Les enquêtes françaises devraient «déboucher sur l’implication de HSBC dans un vaste processus de blanchiment de fraude fiscal», pronostique Le Monde dans son édition d’hier. «Cette notion très large dans le droit français (elle a notamment été utilisée dans le cadre de l’affaire Cahuzac) se prête à des interprétations différentes selon la pratique des tribunaux. D’après le peu de cas traités en France, le simple fait d’avoir accueilli des fonds non déclarés ne suffit vraisemblablement pas à établir la culpabilité de l’établissement concerné. Mais la situation peut radicalement changer en présence de manœuvres frauduleuses», explique Geneviève Berclaz, directrice générale de BRP Bizzozero & Partners à Genève, société de conseil juridique dans le domaine financier qui publie notamment des country manuals à l’intention des intermédiaires financiers.

Le montage de structures offshore

Un autre signal d’alerte d’après le fisc français, car les structures utilisées par les clients résidents français de HSBC n’auraient eu qu’un objectif:: contourner la Directive européenne sur la fiscalité de l’épargne, cette directive ne s’appliquant pas aux personnes morales. «En Suisse comme en France, la constitution de structures offshore reste en soi légale», poursuit Geneviève Berclaz. «En revanche, le jugement porté sur l’assistance ou la suggestion d’utiliser des structures, notamment dans le cadre de la directive sur la fiscalité de l’épargne, a beaucoup évolué».

La directive sur la fiscalité de l’épargne prévoyait expressément sa non applicabilité à des personnes morales. Il était difficile de savoir au milieu des années 2000 si l’exploitation à dessein de cette exception – légale – continuerait à se révéler judicieuse à terme.

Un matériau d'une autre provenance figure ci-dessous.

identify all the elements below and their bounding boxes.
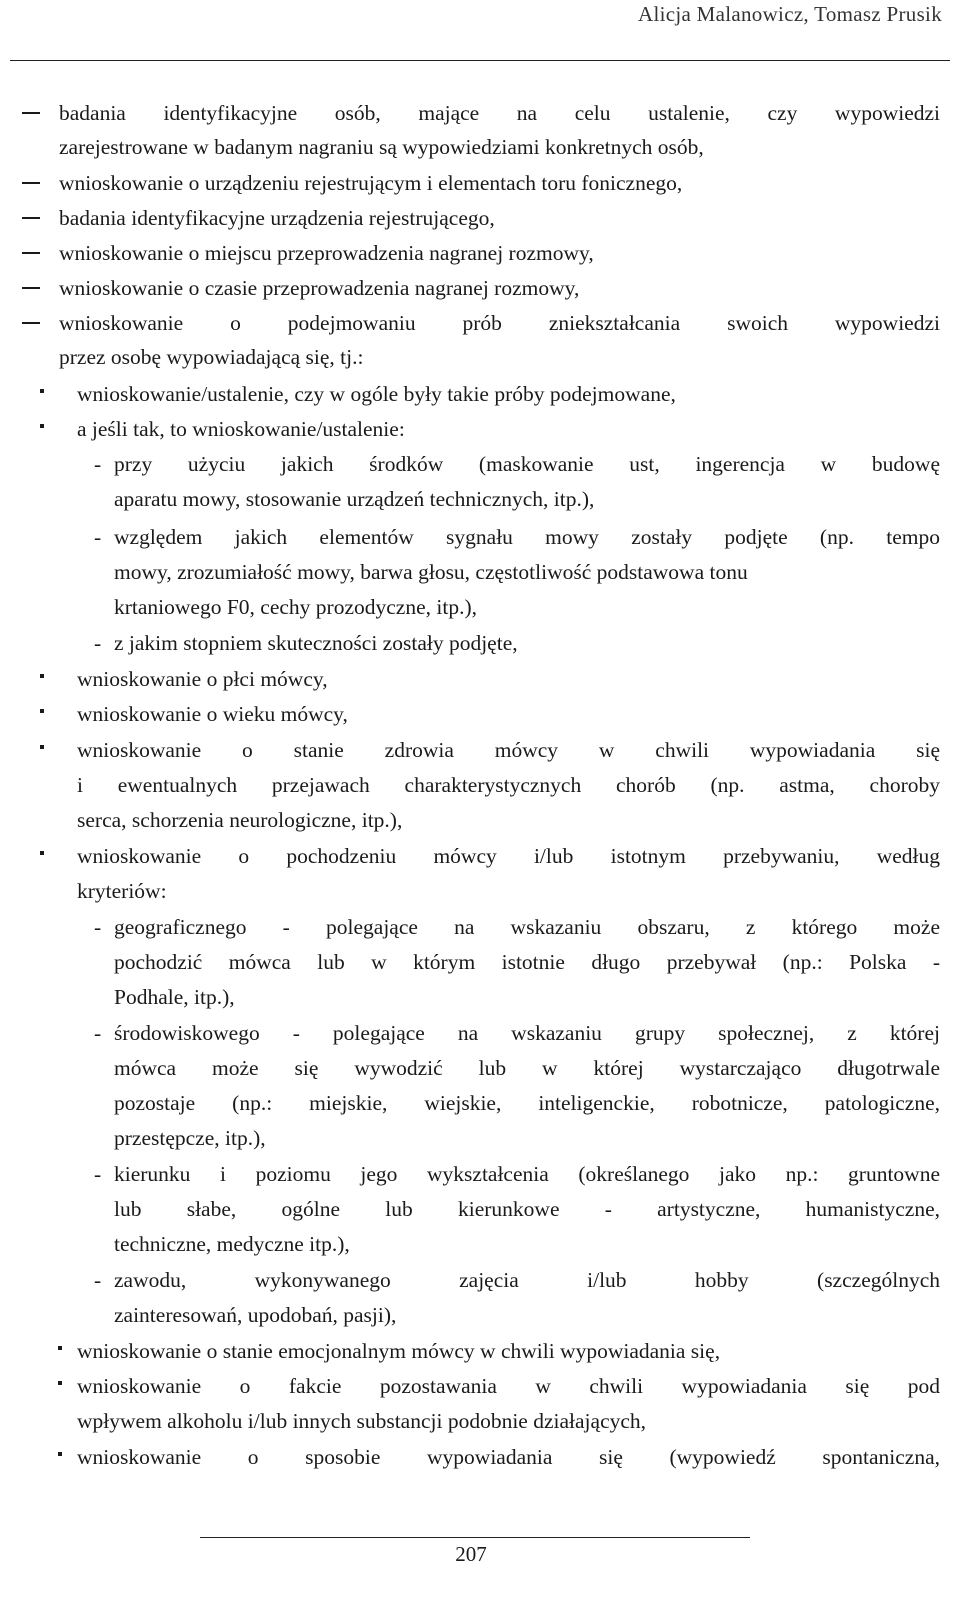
dash-bullet bbox=[22, 252, 40, 254]
text-line: środowiskowego - polegające na wskazaniu grupy społecznej, z której bbox=[114, 1021, 940, 1045]
text-line: zawodu, wykonywanego zajęcia i/lub hobby (szczególnych bbox=[114, 1268, 940, 1292]
text-line: przez osobę wypowiadającą się, tj.: bbox=[59, 345, 364, 369]
text-line: mówca może się wywodzić lub w której wystarczająco długotrwale bbox=[114, 1056, 940, 1080]
running-header: Alicja Malanowicz, Tomasz Prusik bbox=[637, 2, 942, 26]
text-line: krtaniowego F0, cechy prozodyczne, itp.), bbox=[114, 595, 477, 619]
text-line: wnioskowanie o stanie emocjonalnym mówcy w chwili wypowiadania się, bbox=[77, 1339, 721, 1363]
text-line: a jeśli tak, to wnioskowanie/ustalenie: bbox=[77, 417, 405, 441]
hyphen-bullet: - bbox=[94, 1162, 102, 1186]
dash-bullet bbox=[22, 112, 40, 114]
dash-bullet bbox=[22, 217, 40, 219]
dot-bullet bbox=[58, 1452, 62, 1456]
text-line: względem jakich elementów sygnału mowy zostały podjęte (np. tempo bbox=[114, 525, 940, 549]
text-line: wnioskowanie o sposobie wypowiadania się (wypowiedź spontaniczna, bbox=[77, 1445, 940, 1469]
text-line: zainteresowań, upodobań, pasji), bbox=[114, 1303, 397, 1327]
text-line: przestępcze, itp.), bbox=[114, 1126, 266, 1150]
text-line: wnioskowanie/ustalenie, czy w ogóle były takie próby podejmowane, bbox=[77, 382, 676, 406]
text-line: wnioskowanie o podejmowaniu prób zniekształcania swoich wypowiedzi bbox=[59, 311, 940, 335]
text-line: serca, schorzenia neurologiczne, itp.), bbox=[77, 808, 403, 832]
hyphen-bullet: - bbox=[94, 1268, 102, 1292]
text-line: aparatu mowy, stosowanie urządzeń technicznych, itp.), bbox=[114, 487, 595, 511]
text-line: badania identyfikacyjne osób, mające na celu ustalenie, czy wypowiedzi bbox=[59, 101, 940, 125]
text-line: wnioskowanie o czasie przeprowadzenia nagranej rozmowy, bbox=[59, 276, 580, 300]
dot-bullet bbox=[40, 709, 44, 713]
footer-rule bbox=[200, 1537, 750, 1538]
text-line: wpływem alkoholu i/lub innych substancji podobnie działających, bbox=[77, 1409, 647, 1433]
text-line: kierunku i poziomu jego wykształcenia (określanego jako np.: gruntowne bbox=[114, 1162, 940, 1186]
hyphen-bullet: - bbox=[94, 525, 102, 549]
dot-bullet bbox=[58, 1346, 62, 1350]
page-number: 207 bbox=[455, 1542, 487, 1566]
dash-bullet bbox=[22, 287, 40, 289]
text-line: Podhale, itp.), bbox=[114, 985, 235, 1009]
text-line: zarejestrowane w badanym nagraniu są wypowiedziami konkretnych osób, bbox=[59, 135, 704, 159]
dot-bullet bbox=[40, 745, 44, 749]
text-line: i ewentualnych przejawach charakterystycznych chorób (np. astma, choroby bbox=[77, 773, 940, 797]
text-line: pochodzić mówca lub w którym istotnie długo przebywał (np.: Polska - bbox=[114, 950, 940, 974]
text-line: geograficznego - polegające na wskazaniu obszaru, z którego może bbox=[114, 915, 940, 939]
text-line: badania identyfikacyjne urządzenia rejestrującego, bbox=[59, 206, 495, 230]
text-line: wnioskowanie o pochodzeniu mówcy i/lub istotnym przebywaniu, według bbox=[77, 844, 940, 868]
text-line: wnioskowanie o płci mówcy, bbox=[77, 667, 328, 691]
text-line: lub słabe, ogólne lub kierunkowe - artystyczne, humanistyczne, bbox=[114, 1197, 940, 1221]
header-rule bbox=[10, 60, 950, 61]
text-line: wnioskowanie o wieku mówcy, bbox=[77, 702, 348, 726]
text-line: z jakim stopniem skuteczności zostały podjęte, bbox=[114, 631, 518, 655]
hyphen-bullet: - bbox=[94, 452, 102, 476]
dot-bullet bbox=[40, 851, 44, 855]
dot-bullet bbox=[58, 1381, 62, 1385]
hyphen-bullet: - bbox=[94, 1021, 102, 1045]
text-line: mowy, zrozumiałość mowy, barwa głosu, częstotliwość podstawowa tonu bbox=[114, 560, 748, 584]
hyphen-bullet: - bbox=[94, 631, 102, 655]
text-line: techniczne, medyczne itp.), bbox=[114, 1232, 350, 1256]
dash-bullet bbox=[22, 182, 40, 184]
text-line: wnioskowanie o urządzeniu rejestrującym i elementach toru fonicznego, bbox=[59, 171, 683, 195]
text-line: wnioskowanie o fakcie pozostawania w chwili wypowiadania się pod bbox=[77, 1374, 940, 1398]
dash-bullet bbox=[22, 322, 40, 324]
dot-bullet bbox=[40, 674, 44, 678]
text-line: przy użyciu jakich środków (maskowanie ust, ingerencja w budowę bbox=[114, 452, 940, 476]
text-line: pozostaje (np.: miejskie, wiejskie, inteligenckie, robotnicze, patologiczne, bbox=[114, 1091, 940, 1115]
text-line: wnioskowanie o miejscu przeprowadzenia nagranej rozmowy, bbox=[59, 241, 594, 265]
text-line: kryteriów: bbox=[77, 879, 167, 903]
dot-bullet bbox=[40, 424, 44, 428]
text-line: wnioskowanie o stanie zdrowia mówcy w chwili wypowiadania się bbox=[77, 738, 940, 762]
hyphen-bullet: - bbox=[94, 915, 102, 939]
dot-bullet bbox=[40, 389, 44, 393]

Visites/démarchage en France

Les enquêteurs français disposent des rapports de visites auprès de 329 clients, effectués par 24 «visiteurs susceptibles d’être qualifiés de démarcheurs», selon Le Monde. Un démarchage qui serait forcément illicite. En effet, la réglementation régissant les services bancaires et financiers en France est très restrictive. Elle interdit en particulier tout démarchage qui serait le fait d’une personne ou entité non autorisée en France. Par ailleurs, ces mêmes services font l’objet d’un monopole réservés aux établissements français soumis à surveillance.

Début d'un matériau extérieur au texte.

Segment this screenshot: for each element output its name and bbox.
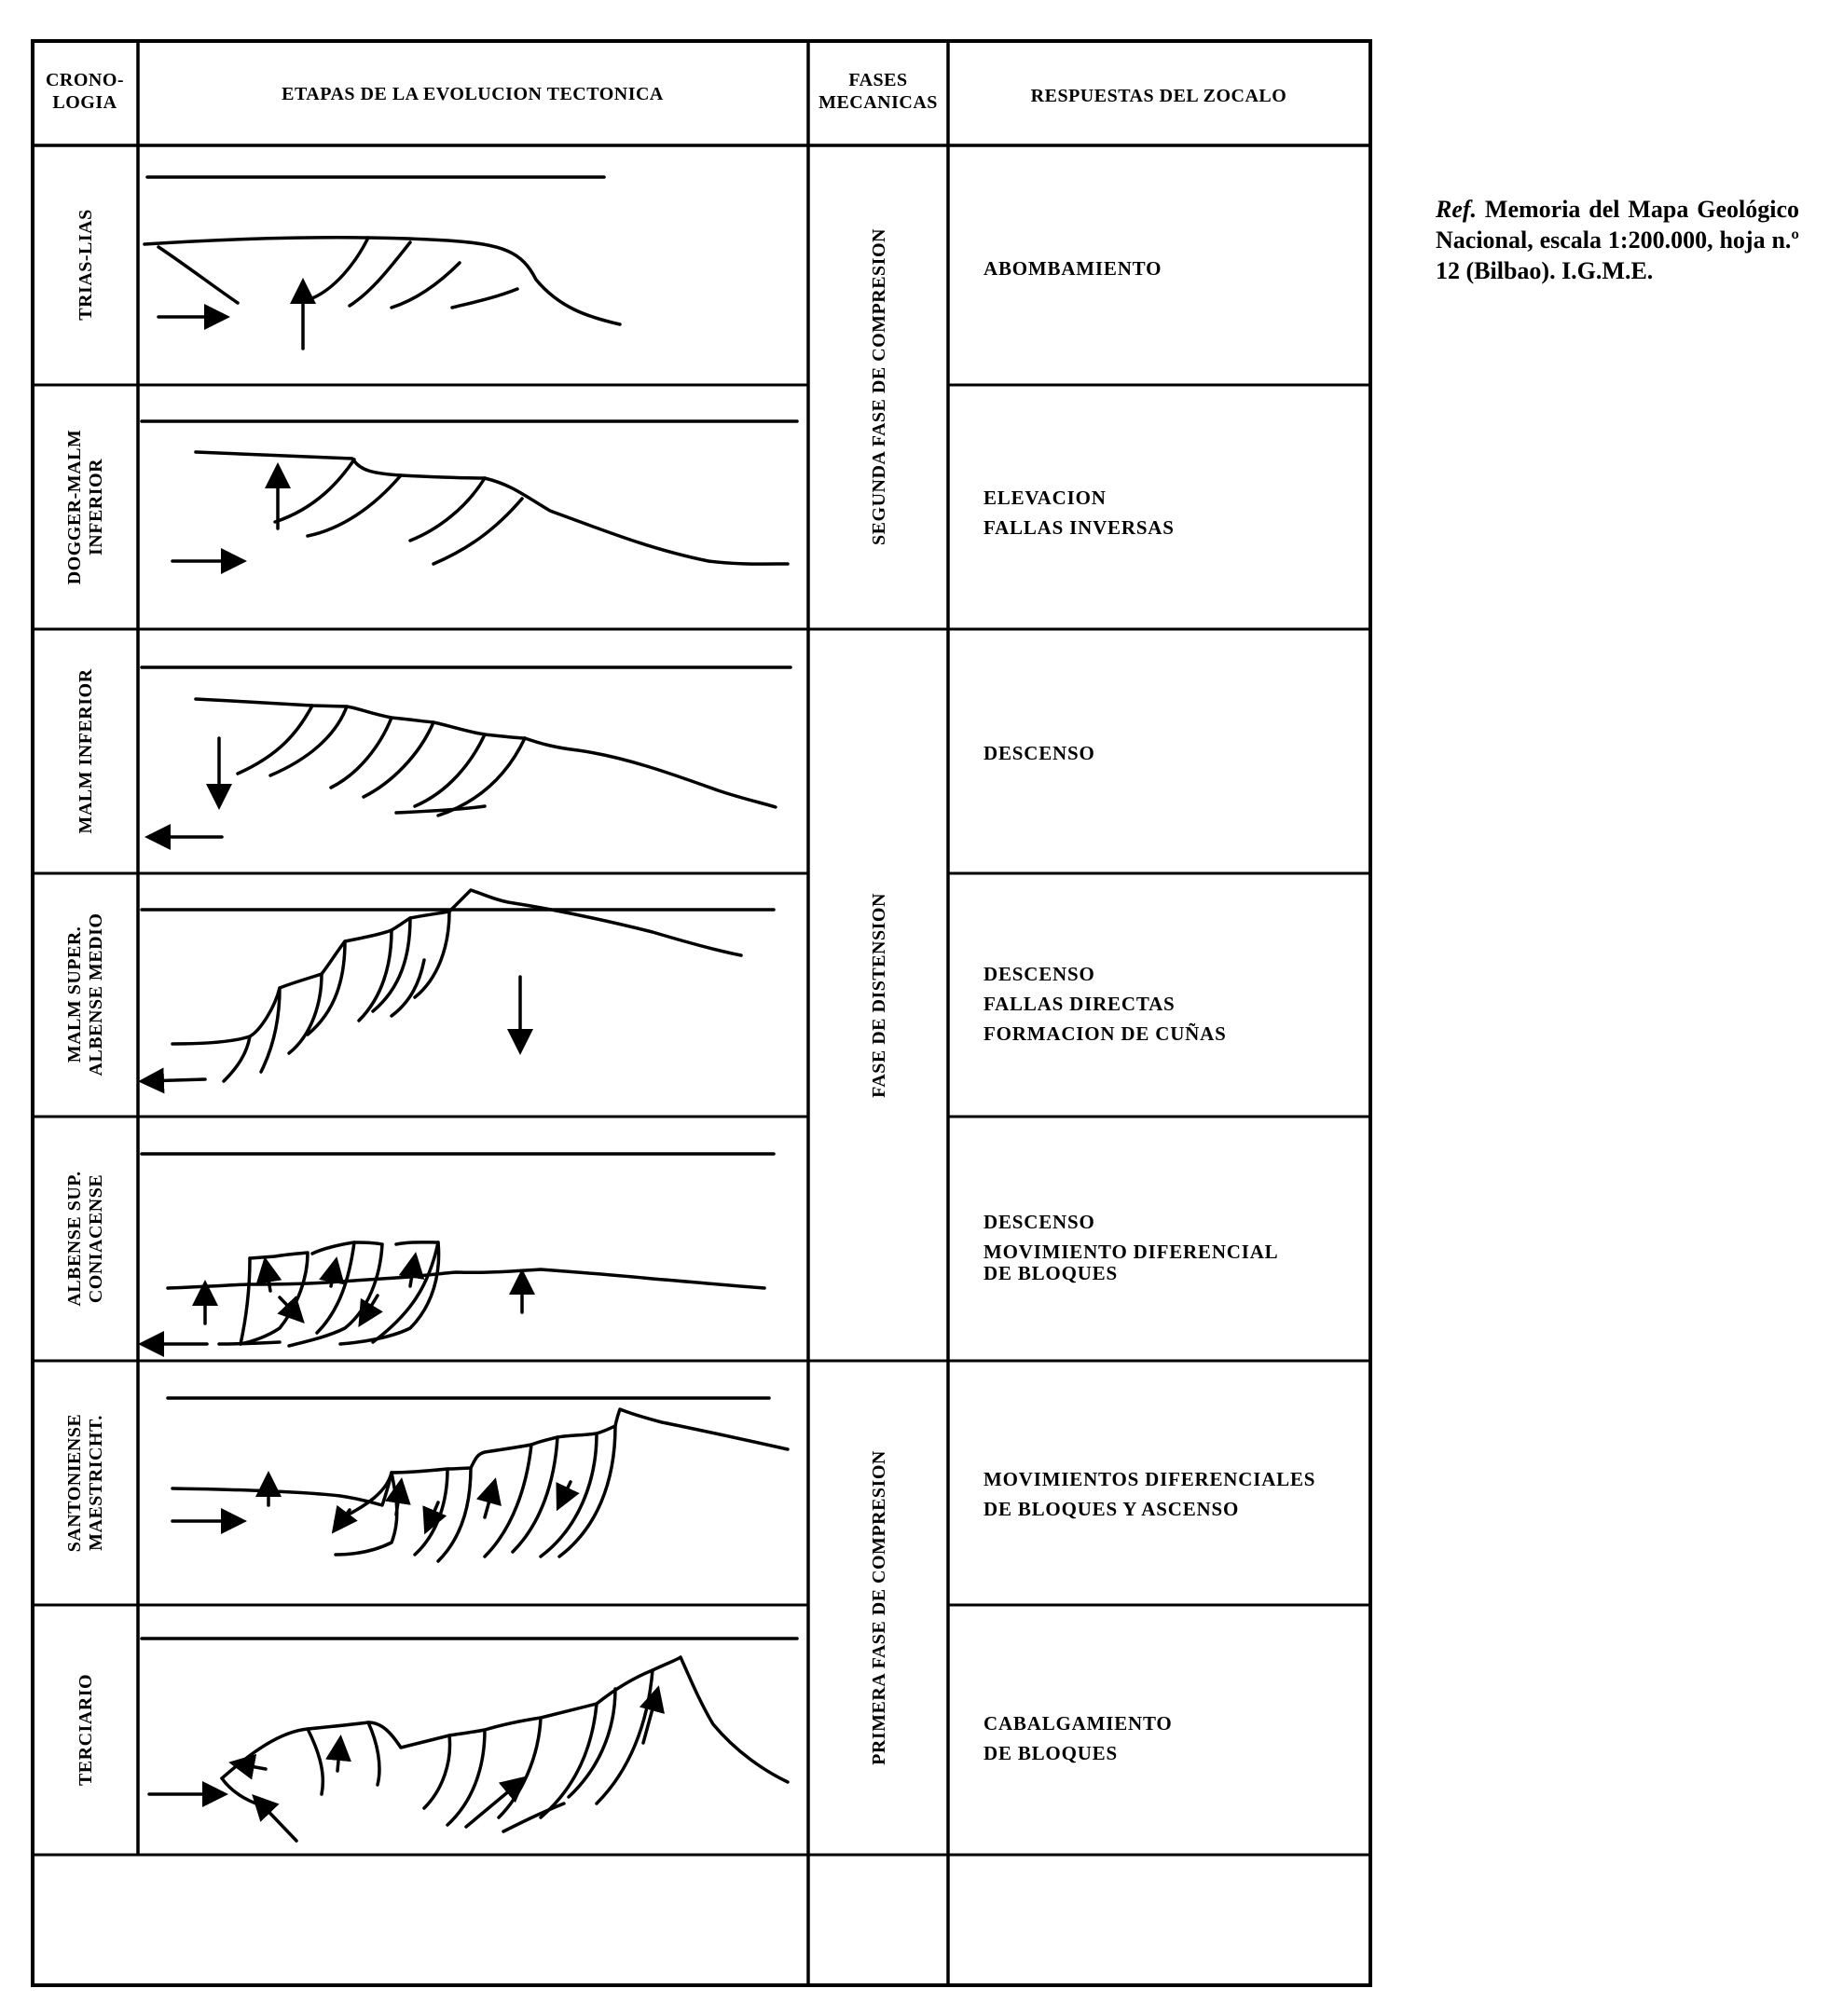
response-row1-line1: ABOMBAMIENTO <box>983 257 1162 280</box>
response-row3-line1: DESCENSO <box>983 742 1095 764</box>
table-header <box>46 70 1286 113</box>
header-etapas: ETAPAS DE LA EVOLUCION TECTONICA <box>282 84 664 104</box>
chronology-albense-sup: ALBENSE SUP. <box>64 1171 85 1307</box>
response-row4-line2: FALLAS DIRECTAS <box>983 993 1176 1015</box>
tectonic-sketches <box>142 177 797 1841</box>
phase-segunda-compresion: SEGUNDA FASE DE COMPRESION <box>869 228 889 545</box>
sketch-dogger-malm <box>142 421 797 564</box>
sketch-santoniense <box>168 1398 788 1561</box>
header-cronologia-line2: LOGIA <box>52 92 117 113</box>
header-fases-line1: FASES <box>848 70 908 90</box>
reference-label: Ref. <box>1436 196 1478 223</box>
response-row4-line3: FORMACION DE CUÑAS <box>983 1022 1227 1045</box>
response-row5-line3: DE BLOQUES <box>983 1262 1118 1284</box>
chronology-malm-super: MALM SUPER. <box>64 926 85 1063</box>
reference-note <box>1436 194 1799 286</box>
reference-text: Memoria del Mapa Geológico Nacional, escala 1:200.000, hoja n.º 12 (Bilbao). I.G.M.E. <box>1436 196 1799 284</box>
header-respuestas: RESPUESTAS DEL ZOCALO <box>1030 86 1287 106</box>
chronology-labels <box>64 209 106 1786</box>
header-fases-line2: MECANICAS <box>818 92 938 113</box>
response-row5-line2: MOVIMIENTO DIFERENCIAL <box>983 1241 1279 1263</box>
sketch-trias-lias <box>144 177 620 349</box>
chronology-terciario: TERCIARIO <box>76 1673 96 1787</box>
sketch-albense-sup <box>142 1154 774 1346</box>
response-row2-line1: ELEVACION <box>983 487 1107 509</box>
response-row6-line2: DE BLOQUES Y ASCENSO <box>983 1498 1240 1520</box>
chronology-malm-inferior: MALM INFERIOR <box>76 668 96 834</box>
response-row5-line1: DESCENSO <box>983 1211 1095 1233</box>
chronology-coniacense: CONIACENSE <box>86 1173 106 1304</box>
phase-distension: FASE DE DISTENSION <box>869 893 889 1098</box>
chronology-dogger-malm-inferior: INFERIOR <box>86 458 106 556</box>
chronology-maestricht: MAESTRICHT. <box>86 1415 106 1551</box>
response-row7-line1: CABALGAMIENTO <box>983 1712 1173 1735</box>
response-row4-line1: DESCENSO <box>983 963 1095 985</box>
response-row6-line1: MOVIMIENTOS DIFERENCIALES <box>983 1468 1316 1490</box>
sketch-terciario <box>142 1639 797 1841</box>
sketch-malm-inferior <box>142 667 791 837</box>
chronology-dogger-malm: DOGGER-MALM <box>64 429 85 585</box>
phase-primera-compresion: PRIMERA FASE DE COMPRESION <box>869 1450 889 1765</box>
response-row7-line2: DE BLOQUES <box>983 1742 1118 1764</box>
phase-labels <box>869 228 889 1765</box>
row-dividers-right <box>948 385 1370 1855</box>
row-dividers-left <box>33 385 808 1855</box>
chronology-trias-lias: TRIAS-LIAS <box>76 209 96 321</box>
response-row2-line2: FALLAS INVERSAS <box>983 516 1175 539</box>
chronology-santoniense: SANTONIENSE <box>64 1413 85 1553</box>
sketch-malm-super <box>142 890 774 1081</box>
header-cronologia-line1: CRONO- <box>45 70 125 90</box>
basement-responses <box>983 257 1315 1764</box>
chronology-albense-medio: ALBENSE MEDIO <box>86 912 106 1077</box>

La combinaison de ces règles a pour conséquence de restreindre de manière importante la marge de manœuvre dont dispose un intermédiaire financier étranger qui voudrait prospecter et servir des clients en France.

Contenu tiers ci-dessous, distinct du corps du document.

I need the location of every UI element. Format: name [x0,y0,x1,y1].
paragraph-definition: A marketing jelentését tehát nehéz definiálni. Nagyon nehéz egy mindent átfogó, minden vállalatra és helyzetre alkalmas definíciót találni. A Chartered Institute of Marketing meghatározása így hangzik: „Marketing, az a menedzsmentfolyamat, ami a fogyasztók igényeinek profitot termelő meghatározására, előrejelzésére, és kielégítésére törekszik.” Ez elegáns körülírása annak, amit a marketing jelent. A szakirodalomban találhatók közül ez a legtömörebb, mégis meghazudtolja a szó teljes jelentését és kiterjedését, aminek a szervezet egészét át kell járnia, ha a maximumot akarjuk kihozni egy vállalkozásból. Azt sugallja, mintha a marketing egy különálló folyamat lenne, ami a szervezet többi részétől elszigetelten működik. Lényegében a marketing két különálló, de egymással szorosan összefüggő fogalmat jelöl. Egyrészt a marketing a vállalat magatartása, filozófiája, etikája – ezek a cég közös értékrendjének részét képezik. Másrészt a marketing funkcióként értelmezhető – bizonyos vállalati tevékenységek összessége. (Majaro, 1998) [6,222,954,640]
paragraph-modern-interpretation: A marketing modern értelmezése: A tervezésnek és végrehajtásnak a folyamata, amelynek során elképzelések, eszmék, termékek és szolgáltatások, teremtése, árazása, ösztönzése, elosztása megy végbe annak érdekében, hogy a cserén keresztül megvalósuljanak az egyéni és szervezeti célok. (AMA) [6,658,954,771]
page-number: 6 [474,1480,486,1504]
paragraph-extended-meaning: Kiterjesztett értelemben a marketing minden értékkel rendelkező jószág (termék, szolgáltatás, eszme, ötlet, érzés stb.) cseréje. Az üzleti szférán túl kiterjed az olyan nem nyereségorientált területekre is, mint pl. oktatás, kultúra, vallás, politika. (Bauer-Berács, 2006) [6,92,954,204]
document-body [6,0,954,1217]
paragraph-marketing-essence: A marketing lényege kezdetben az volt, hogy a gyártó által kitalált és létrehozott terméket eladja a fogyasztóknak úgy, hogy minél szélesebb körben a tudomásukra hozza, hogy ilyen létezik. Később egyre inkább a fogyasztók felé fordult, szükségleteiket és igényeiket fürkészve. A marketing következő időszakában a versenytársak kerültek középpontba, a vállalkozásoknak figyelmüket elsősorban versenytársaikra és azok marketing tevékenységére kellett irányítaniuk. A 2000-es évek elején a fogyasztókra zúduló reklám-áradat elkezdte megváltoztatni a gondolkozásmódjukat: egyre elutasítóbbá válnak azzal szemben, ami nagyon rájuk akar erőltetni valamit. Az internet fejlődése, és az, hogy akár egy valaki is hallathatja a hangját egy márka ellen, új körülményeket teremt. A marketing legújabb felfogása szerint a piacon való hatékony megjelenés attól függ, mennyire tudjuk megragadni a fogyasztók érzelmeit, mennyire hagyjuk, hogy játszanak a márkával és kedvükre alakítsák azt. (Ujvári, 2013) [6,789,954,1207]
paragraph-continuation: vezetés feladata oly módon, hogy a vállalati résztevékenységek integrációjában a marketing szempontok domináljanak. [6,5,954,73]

«Ainsi, les visites sont tolérées, mais seulement pour des discussions d’ordre général. Il n’est pas permis de parler affaires. Un employé de banque pourra apporter un relevé de compte à son client en France. En revanche, il n’aura pas le droit de discuter de la stratégie de placement, par exemple».

Encourager l’ouverture d’un compte en Suisse

Là encore, cette action n’est pas forcément illégale, même si l’offre de services financiers cross-border vers la France est très réglementée et très restreinte. Si un tel service est proposé ou donné sur le territoire suisse, pas de problème. Il sera illégal s’il est effectué en France, que ce soit par un employé suisse ou par un de ses collègues travaillant pour une filiale française. Sur le territoire français, il est toutefois permis de mentionner l’existence d’une banque en Suisse, mais pas davantage – même si le prospect est clairement demandeur. De même, il est permis de répondre à un appel téléphonique venant de France depuis la Suisse ou de rappeler un client qui l’aurait demandé par email, par exemple. Enfin, la signature d’un contrat en France n’est pas permise.